The ban on metaldehyde slug pellets is being overturned after the High Court in London agreed with a challenge on the legality of the ban, and the pellets will now return to the market.

The decision by former Defra secretary Michael Gove has been declared unlawful by the court and this overturns the December 2018 Defra ruling that withdrew from the market all products containing metaldehyde, with immediate effect, with their use on farm banned from 2020.

A Defra spokesman said that the legal challenge was based on how the decision making process was conducted, and it will now review this decision.

“We will retake the decision as swiftly as possible, taking account of the procedural points raised. Our priority is to protect people and the environment, and all decisions on pesticides are always based on the best available science,” the spokesman said.

Chiltern Farm Chemicals, the slug pellet making company which took the legal action to bring the Defra decision before the High Court, said its slug pellets would return to the market.

“Metaldehyde is back on the market and we’ve reverted to where we were eight months ago,” said Philip Tavener from the company.
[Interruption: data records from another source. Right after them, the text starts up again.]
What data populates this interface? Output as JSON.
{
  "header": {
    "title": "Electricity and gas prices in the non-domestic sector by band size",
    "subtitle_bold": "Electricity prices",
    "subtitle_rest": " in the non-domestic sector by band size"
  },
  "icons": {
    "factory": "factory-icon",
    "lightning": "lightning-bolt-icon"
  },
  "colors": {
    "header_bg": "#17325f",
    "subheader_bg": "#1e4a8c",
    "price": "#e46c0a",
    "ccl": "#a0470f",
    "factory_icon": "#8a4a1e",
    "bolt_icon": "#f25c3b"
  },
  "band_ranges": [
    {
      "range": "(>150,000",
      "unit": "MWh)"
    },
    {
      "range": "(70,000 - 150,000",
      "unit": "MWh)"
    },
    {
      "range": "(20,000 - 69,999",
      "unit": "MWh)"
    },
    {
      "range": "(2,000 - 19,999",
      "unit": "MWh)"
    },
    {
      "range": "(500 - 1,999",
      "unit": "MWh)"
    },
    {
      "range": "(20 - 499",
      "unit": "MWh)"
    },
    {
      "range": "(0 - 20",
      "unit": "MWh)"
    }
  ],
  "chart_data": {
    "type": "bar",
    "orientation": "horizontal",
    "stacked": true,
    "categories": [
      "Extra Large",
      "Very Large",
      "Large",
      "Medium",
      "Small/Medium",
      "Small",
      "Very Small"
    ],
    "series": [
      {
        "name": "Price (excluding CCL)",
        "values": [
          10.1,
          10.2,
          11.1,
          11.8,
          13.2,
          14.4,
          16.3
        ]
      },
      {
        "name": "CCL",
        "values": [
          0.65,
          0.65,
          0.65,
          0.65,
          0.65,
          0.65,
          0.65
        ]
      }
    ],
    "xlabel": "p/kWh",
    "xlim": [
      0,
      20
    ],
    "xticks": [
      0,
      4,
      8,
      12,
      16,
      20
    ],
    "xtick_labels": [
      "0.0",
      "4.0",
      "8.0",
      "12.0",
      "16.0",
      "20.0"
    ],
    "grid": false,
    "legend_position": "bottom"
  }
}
“The sell-out and use-up periods previously put in place no longer apply; it’s business as usual,” he added, saying that his company’s metaldehyde slug pellets would be available with immediate effect.


See also: Metaldehyde slug pellets banned from 2020

A few days before the hearing was due to take place, the government conceded that its decision-making process had been flawed.

Chiltern is one of the largest suppliers of molluscicides in the UK and it had disputed the environmental impact of its products on non-target species.